2. To rediscover old favourites
At Glasgow Film Festival early last year, they had a little Powell and Pressburger theme going on since some of their movies had recently been restored to look better than ever. It’s quite common at Film Festivals to show old movies on the big screen and maybe accompany them with a new score or perhaps they go with a Season (for example I watched Freaks (1932) at HOME when they were having a Circus theme). I love Powell and Pressburger but had never seen The Tales of Hoffmann (1951) before so decided to give it a go. It wasn’t my thing and certainly no where near my favourite Powell and Pressburger film but it looked beautiful on the big screen and I can imagine many of the other classics would too.

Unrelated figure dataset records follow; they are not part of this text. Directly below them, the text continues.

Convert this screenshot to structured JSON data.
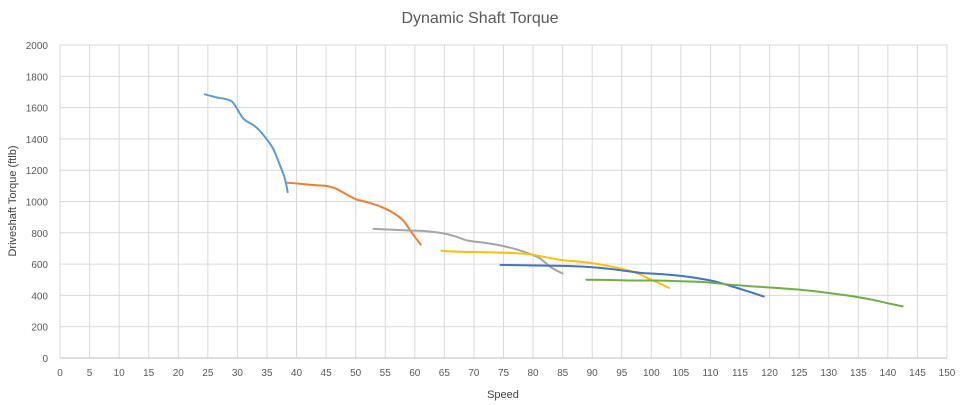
{
  "chart_data": {
    "type": "line",
    "title": "Dynamic Shaft Torque",
    "xlabel": "Speed",
    "ylabel": "Driveshaft Torque (ftlb)",
    "xlim": [
      0,
      150
    ],
    "ylim": [
      0,
      2000
    ],
    "x_ticks": [
      0,
      5,
      10,
      15,
      20,
      25,
      30,
      35,
      40,
      45,
      50,
      55,
      60,
      65,
      70,
      75,
      80,
      85,
      90,
      95,
      100,
      105,
      110,
      115,
      120,
      125,
      130,
      135,
      140,
      145,
      150
    ],
    "y_ticks": [
      0,
      200,
      400,
      600,
      800,
      1000,
      1200,
      1400,
      1600,
      1800,
      2000
    ],
    "grid": true,
    "legend": "none",
    "series": [
      {
        "color": "#5b9bd5",
        "x": [
          24.5,
          26.5,
          28.5,
          29.5,
          31,
          33,
          34.5,
          36,
          37,
          38,
          38.5
        ],
        "y": [
          1685,
          1665,
          1650,
          1620,
          1530,
          1480,
          1420,
          1340,
          1250,
          1150,
          1060
        ]
      },
      {
        "color": "#ed7d31",
        "x": [
          38.5,
          41,
          43,
          45,
          46.5,
          48,
          50,
          52,
          54,
          56,
          58,
          59.5,
          61
        ],
        "y": [
          1120,
          1112,
          1105,
          1100,
          1085,
          1055,
          1015,
          995,
          970,
          935,
          880,
          800,
          725
        ]
      },
      {
        "color": "#a5a5a5",
        "x": [
          53,
          56,
          59,
          62,
          65,
          67,
          69,
          72,
          75,
          78,
          81,
          83,
          85
        ],
        "y": [
          825,
          820,
          815,
          810,
          795,
          775,
          750,
          735,
          715,
          685,
          640,
          580,
          540
        ]
      },
      {
        "color": "#ffc000",
        "x": [
          64.5,
          67,
          70,
          73,
          76,
          79,
          82,
          85,
          88,
          91,
          94,
          97,
          100,
          103
        ],
        "y": [
          685,
          680,
          677,
          675,
          672,
          665,
          645,
          625,
          615,
          600,
          578,
          550,
          500,
          448
        ]
      },
      {
        "color": "#4472c4",
        "x": [
          74.5,
          78,
          82,
          86,
          90,
          94,
          98,
          102,
          106,
          110,
          113,
          116,
          119
        ],
        "y": [
          595,
          593,
          590,
          588,
          580,
          565,
          545,
          535,
          520,
          495,
          465,
          430,
          393
        ]
      },
      {
        "color": "#70ad47",
        "x": [
          89,
          93,
          97,
          101,
          105,
          109,
          113,
          117,
          121,
          125,
          129,
          133,
          137,
          140,
          142.5
        ],
        "y": [
          500,
          498,
          495,
          495,
          490,
          485,
          470,
          458,
          448,
          437,
          420,
          400,
          375,
          350,
          330
        ]
      }
    ]
  }
}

3. Sometimes meet new, like-minded people
At Parklife music festival in 2013, I was by myself watching The Horrors near the front of the tent. Another girl around my age struck up a conversation with me along the lines of ‘my friends didn’t want to watch The Horrors either but I couldn’t miss them.’ I bet if I’d have actually liked The Horrors and wasn’t only there because I’d lost my friends, that could have been the beginning of a beautiful friendship. Ah well.
But that’s the beauty of festivals. they really do bring people together with common interests and most often at the unlikeliest of times.
4. The genres, types, countries of film festivals are endless
Only really like documentaries? You need to get yourself over to Sheffield Doc Fest! How about only a fan of mountaineering films? You need Kendal my friend! Only like Spanish films, or anime or LGBT? There’s a film festival for everyone. Heading over to Berlin, or London, or Toronto? Check out the film scene, and some of the best film festivals in the world! The ways to enjoy film, the possibilities to learn and enjoy are staggering and more people should be aware of this.
Do you frequent any film festivals? Do you delight in the anti-socialness of them as much as I do?